Photographs of (A) a horizontally printed model and (B) a vertically printed model after pedicle failure.

Note how the horizontal model fails in a different plane than the vertical model. The vertically printed model fractures in a plane parallel to the compressive force between pedicle screws, therefore resulting in earlier pedicle failure and smaller lordotic correction. Used with permission from Barrow Neurological Institute, Phoenix, Arizona.

Material selection also appeared to play a significant role in model performance, with thermoplastic polyurethane performing more poorly than PolyFlex or soft polylactic acid. The Shore hardness of thermoplastic polyurethane is 94A, whereas PolyFlex and soft polylactic acid each have estimated values closer to 90A. The increased hardness of the thermoplastic polyurethane likely explains why a much smaller lordotic correction was achieved with its use as a soft tissue surrogate. It is also important to note that the printed density of the bone and soft tissue model components impacted performance. As would be predicted, less-dense bone models appear to achieve less correction, with the least correction occurring for models printed with low bone density and high soft tissue density. This makes sense considering that the less-dense bone in these models is compressed across a denser and more rigid disc space, resulting in pedicle failure much earlier in the lordotic correction. This is an important finding because it demonstrates that the synthetic models perform in a predictable and reliable fashion. It is also important to note that the model printed with the least-dense bony material and the densest soft tissue (model 10) was the best performing horizontally printed model. This finding is consistent with the better performance identified in vertically printed models, which also demonstrated earlier pedicle failure during lordotic correction.

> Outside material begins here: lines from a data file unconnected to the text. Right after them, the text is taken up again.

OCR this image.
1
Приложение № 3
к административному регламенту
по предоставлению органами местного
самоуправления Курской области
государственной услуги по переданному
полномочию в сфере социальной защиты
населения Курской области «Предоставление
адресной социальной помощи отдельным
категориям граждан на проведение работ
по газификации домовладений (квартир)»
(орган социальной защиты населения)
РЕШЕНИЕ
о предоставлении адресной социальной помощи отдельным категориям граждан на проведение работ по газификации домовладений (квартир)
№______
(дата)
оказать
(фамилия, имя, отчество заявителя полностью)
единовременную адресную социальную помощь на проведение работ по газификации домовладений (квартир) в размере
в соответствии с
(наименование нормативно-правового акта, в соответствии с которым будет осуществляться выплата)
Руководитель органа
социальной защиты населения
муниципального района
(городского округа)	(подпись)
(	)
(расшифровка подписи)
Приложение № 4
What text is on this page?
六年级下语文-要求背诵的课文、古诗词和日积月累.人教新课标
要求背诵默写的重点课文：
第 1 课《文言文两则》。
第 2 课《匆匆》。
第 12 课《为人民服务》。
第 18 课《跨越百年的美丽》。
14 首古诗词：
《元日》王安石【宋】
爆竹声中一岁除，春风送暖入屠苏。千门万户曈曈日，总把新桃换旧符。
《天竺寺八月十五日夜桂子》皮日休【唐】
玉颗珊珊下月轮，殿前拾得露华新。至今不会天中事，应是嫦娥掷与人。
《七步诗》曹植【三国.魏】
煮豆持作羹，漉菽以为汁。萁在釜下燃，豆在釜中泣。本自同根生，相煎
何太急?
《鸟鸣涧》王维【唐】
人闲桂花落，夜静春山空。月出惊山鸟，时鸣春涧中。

The synthetic models also demonstrated predictable lordotic correction based on pre-correction PDH measurements; this finding demonstrates that the synthetic spine models perform analogously to the comparison cadaveric tissue. Furthermore, the synthetic models that achieved greater degrees of correction demonstrated a greater expansion of the ADH, suggesting a dynamic shifting of the fulcrum of sagittal rotation during lordotic correction from the anterior longitudinal ligament to the posterior longitudinal ligament once the PDH is maximally compressed. This is an important finding because it demonstrates that the synthetic models are not only capable of achieving the same lordotic correction as the cadaveric tissue, but are also achieving this lordotic correction through a similar means of dynamic compression of the PDH followed by expansion of the ADH.

Conclusions

The 3D-printed synthetic spine models described above demonstrated predictable and reliable performance in a lordotic correction test based on their respective material qualities and printed densities. The print variables tested furthermore demonstrated that this model is capable of achieving high biomechanical fidelity to cadaveric tissue when subjected to the same lordotic correction test after Schwab grade 2 osteotomies. Future studies will assess the performance of this model as compared to cadaveric tissue when posterior ligamentous structures are added, and when disc-disrupting procedures such as microdiscectomy or interbody graft placements are performed.